Peru: Expanding port infrastructure
Developments at Peru’s maritime ports continue, with the award of the concession for the General San Martín Port Terminal in Pisco scheduled for later in 2013 and an expansion of the northern terminal in Callao moving forward. While these upgrades will likely spur investment, government policies and actions aimed at keeping afloat the state-owned operator, the National Ports Company (Empresa Nacional de Puertos, ENAPU), have drawn criticism from industry leaders.
According to Proinversión, the agency that promotes private investment, the concession winner for the General San Martín Port Terminal will undertake the design, financing, construction, operation and maintenance of the facility for 30 years. The estimated award date for the tender is the third quarter of 2013.
In January, the head of the project for Proinversión, Giancarlo Villafranqui Rivera, told OBG that while the port is only medium-sized, he expects to see “substantial growth”. This already appears to be happening – National Port Authority data show that 86,897 metric tonnes of cargo moved through General San Martín in April 2013, up from 22,559 metric tonnes the prior year, an increase of nearly 300%.
For much of last year, there was debate surrounding ENAPU’s potential involvement in the General San Martín project. Some industry leaders remarked that the state company, which the private sector perceives as inefficient, should not be allowed to participate in concessions.
But in January 2013, it was announced that the winner of the General San Martín concession would be required to enter into a joint venture with ENAPU, with the state-owned entity providing land and assets in return for a fee paid by the concessionaire.
ENAPU is already working with the concessionaire for the Muelle Norte section of the Port of Callao, APM Terminals. The Dutch operator agreed to pay 17% of its profits from the port to ENAPU and was obligated to hire 60% of the state company’s local operations staff.

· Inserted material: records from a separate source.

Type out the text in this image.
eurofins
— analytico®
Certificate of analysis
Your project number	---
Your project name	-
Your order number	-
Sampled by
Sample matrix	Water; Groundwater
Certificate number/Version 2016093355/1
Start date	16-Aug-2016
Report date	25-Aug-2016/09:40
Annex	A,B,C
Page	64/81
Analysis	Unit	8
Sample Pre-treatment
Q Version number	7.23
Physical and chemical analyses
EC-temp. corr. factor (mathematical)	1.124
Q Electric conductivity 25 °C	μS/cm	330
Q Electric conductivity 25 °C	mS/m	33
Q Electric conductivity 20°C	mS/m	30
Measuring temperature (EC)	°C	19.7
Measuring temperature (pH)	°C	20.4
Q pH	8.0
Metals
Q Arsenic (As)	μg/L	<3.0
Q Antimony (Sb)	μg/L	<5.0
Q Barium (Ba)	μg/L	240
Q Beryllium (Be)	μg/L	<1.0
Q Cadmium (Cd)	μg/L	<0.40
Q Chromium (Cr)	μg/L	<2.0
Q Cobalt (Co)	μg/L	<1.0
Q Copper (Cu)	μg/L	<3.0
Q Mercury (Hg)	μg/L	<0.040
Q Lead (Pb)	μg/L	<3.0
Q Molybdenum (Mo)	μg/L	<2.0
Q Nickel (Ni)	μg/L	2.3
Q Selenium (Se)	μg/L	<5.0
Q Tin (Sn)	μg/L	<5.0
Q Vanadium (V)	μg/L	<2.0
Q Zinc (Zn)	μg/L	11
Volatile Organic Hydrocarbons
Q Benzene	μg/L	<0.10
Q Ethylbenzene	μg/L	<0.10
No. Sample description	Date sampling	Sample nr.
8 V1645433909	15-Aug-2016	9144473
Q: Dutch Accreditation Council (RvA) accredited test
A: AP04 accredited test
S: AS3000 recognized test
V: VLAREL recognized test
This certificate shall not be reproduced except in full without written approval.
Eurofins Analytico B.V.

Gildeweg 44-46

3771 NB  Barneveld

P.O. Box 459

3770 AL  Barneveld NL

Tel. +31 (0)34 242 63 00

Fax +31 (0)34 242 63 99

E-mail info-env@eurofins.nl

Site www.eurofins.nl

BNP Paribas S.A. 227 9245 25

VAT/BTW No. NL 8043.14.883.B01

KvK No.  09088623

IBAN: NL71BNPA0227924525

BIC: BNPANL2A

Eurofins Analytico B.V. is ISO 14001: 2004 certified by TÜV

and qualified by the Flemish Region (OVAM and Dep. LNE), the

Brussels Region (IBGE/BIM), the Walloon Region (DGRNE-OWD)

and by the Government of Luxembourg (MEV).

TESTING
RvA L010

Despite this arrangement, APM seems to be doing well. According to data from the National Port Authority, container traffic at the Muelle Norte facility increased from 24,067 twenty-foot equivalent units (TEUs) in April 2012 to 40,277 TEUs one year later.
APM also has plans to expand the terminal, recently announcing a project to double its annual capacity to 1.6m TEUs, for which it has already raised $217m from the International Finance Corporation, the Entrepreneurial Development Bank of the Netherlands and three other European agencies.
APM’s ability to source financing suggests an overall positive outlook for Peru’s ports, which saw container traffic rise by 31% between 2008 and 2011, according to Word Bank data.
New sources of demand mean this upward trend is likely to continue. The Bolivian Chamber of Heavy Transport recently announced plans to build new roads to ports in southern Peru. Most Bolivian shipments leave from Chilean ports, but political tensions between the two countries’ leadership is pushing Bolivia to search for alternatives.
Meanwhile, leaders from Brazil’s poultry industry are considering Peruvian ports as a potential gateway to Asia. This would entail first trucking the poultry coast to coast along the recently completed Interoceanic Highway.
Apart from concerns related to the ongoing global economic slowdown, one factor that could cool investors’ excitement for Peruvian ports is a recent legislative proposal that would declare the development of ENAPU to be a “national interest”. This law would “prioritise income and profits for ENAPU in the infrastructure and ports under its control.” Representatives of business interests have been critical, with the Peruvian Trade Association, COMEXPERU, saying the private sector should assume responsibility for port investments.
This draft legislation is similar to another recent proposal that would have allowed Petroperú, the state-owned oil and gas company, to acquire the local downstream operations of Repsol, a Spanish firm. This plan elicited such a negative reaction from both the private and public sector that it was eventually abandoned. Defeat of any legislation that strengthens ENAPU’s role in the ports is an outcome that business leaders would likely prefer to see.